Submitted to: Agronomy Journal
Publication Type: Review Article
Publication Acceptance Date: 10/24/2006
Publication Date: 3/1/2007
Citation: Russelle, M.P., Entz, M.H., Franzluebbers, A.J. 2007. Reconsidering integrated crop-livestock systems in North America. Agronomy Journal. 99(2):325-334.

Interpretive Summary:

Technical Abstract: Although integrated crop-livestock systems have been in use globally for millennia, farmers in many industrialized countries have tended toward increased specialization. There is new interest in reintegrating crops and livestock because of concerns about degraded natural resources, profitability and stability of farm income, and long-term sustainability, but also because of increasing regulation of concentrated animal feeding operations. Integrated crop-livestock systems facilitate broader crop species utilization, including perennial and leguminous forages, which can be grown in selected areas of the landscape to achieve multiple benefits. These integrated systems inherently involve the use of manure, which benefits soil condition, fertility, and carbon sequestration.
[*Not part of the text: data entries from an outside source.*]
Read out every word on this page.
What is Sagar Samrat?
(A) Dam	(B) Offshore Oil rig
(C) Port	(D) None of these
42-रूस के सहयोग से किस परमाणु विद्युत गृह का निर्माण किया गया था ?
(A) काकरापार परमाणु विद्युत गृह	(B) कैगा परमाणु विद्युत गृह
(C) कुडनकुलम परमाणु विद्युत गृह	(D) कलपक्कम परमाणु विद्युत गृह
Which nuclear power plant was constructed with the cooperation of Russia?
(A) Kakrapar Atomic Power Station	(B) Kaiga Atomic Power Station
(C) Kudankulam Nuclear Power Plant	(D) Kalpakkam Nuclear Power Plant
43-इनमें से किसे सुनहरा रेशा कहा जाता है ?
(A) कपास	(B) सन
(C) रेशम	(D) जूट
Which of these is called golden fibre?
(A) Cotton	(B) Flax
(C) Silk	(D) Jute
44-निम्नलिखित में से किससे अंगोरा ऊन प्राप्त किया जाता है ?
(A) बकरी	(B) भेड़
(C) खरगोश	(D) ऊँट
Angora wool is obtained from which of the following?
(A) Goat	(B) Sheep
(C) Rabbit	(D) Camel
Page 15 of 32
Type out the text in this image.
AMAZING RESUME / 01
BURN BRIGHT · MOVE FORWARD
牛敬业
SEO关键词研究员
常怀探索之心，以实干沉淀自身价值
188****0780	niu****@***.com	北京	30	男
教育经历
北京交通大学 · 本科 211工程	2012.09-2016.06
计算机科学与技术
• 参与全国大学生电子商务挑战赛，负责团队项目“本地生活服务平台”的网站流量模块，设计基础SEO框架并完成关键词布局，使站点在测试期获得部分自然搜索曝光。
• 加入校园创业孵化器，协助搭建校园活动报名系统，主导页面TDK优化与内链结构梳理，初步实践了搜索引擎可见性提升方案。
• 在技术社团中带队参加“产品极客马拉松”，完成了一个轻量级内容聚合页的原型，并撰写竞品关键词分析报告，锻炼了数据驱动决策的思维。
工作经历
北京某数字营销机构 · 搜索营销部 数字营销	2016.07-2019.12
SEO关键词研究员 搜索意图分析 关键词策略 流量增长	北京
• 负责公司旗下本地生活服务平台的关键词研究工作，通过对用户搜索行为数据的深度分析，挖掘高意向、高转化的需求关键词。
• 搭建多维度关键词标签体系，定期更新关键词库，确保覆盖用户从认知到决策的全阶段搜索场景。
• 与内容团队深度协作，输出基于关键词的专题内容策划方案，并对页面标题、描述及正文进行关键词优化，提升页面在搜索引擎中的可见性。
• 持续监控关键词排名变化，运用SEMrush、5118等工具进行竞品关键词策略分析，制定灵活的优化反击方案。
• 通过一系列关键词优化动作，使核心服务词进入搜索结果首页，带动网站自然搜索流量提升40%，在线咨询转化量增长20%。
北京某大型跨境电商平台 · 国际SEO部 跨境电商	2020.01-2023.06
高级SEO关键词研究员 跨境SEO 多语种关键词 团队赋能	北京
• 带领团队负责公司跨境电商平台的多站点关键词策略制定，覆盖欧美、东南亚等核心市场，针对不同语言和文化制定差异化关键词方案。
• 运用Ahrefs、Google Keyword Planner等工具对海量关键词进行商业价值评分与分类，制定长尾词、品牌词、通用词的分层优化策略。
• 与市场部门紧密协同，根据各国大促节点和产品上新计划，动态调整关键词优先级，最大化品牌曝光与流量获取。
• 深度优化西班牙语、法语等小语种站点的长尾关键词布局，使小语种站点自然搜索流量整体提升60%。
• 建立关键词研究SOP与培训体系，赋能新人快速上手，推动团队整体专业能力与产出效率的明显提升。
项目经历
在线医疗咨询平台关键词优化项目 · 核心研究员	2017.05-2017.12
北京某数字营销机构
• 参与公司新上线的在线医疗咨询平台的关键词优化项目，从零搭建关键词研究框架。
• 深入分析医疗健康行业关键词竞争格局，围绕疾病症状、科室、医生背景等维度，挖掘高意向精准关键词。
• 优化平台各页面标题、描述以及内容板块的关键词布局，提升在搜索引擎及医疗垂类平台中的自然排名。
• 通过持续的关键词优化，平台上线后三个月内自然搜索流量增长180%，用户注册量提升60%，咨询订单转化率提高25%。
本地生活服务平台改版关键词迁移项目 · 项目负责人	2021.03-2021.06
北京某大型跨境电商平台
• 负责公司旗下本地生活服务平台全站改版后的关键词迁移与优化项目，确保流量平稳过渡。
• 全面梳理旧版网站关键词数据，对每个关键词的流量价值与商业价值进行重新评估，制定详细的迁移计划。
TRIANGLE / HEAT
Integration of crops and livestock can occur within the farm or among farms. Both scales of integration rely on farmers' knowledge, motivation, and resources. Despite the numerous benefits that could accrue if farms moved toward on-farm or among-farm integration of crops and livestock, the inherent complexity of these systems constrains their adoption. Furthermore, farmers expect that changes they make in their operations will enhance both the profitability and environmental sustainability of their farms and communities. The combination of system complexity and the potential for public benefit justifies new national research initiatives to overcome these constraints, moving agriculture toward greater profitability and sustainability.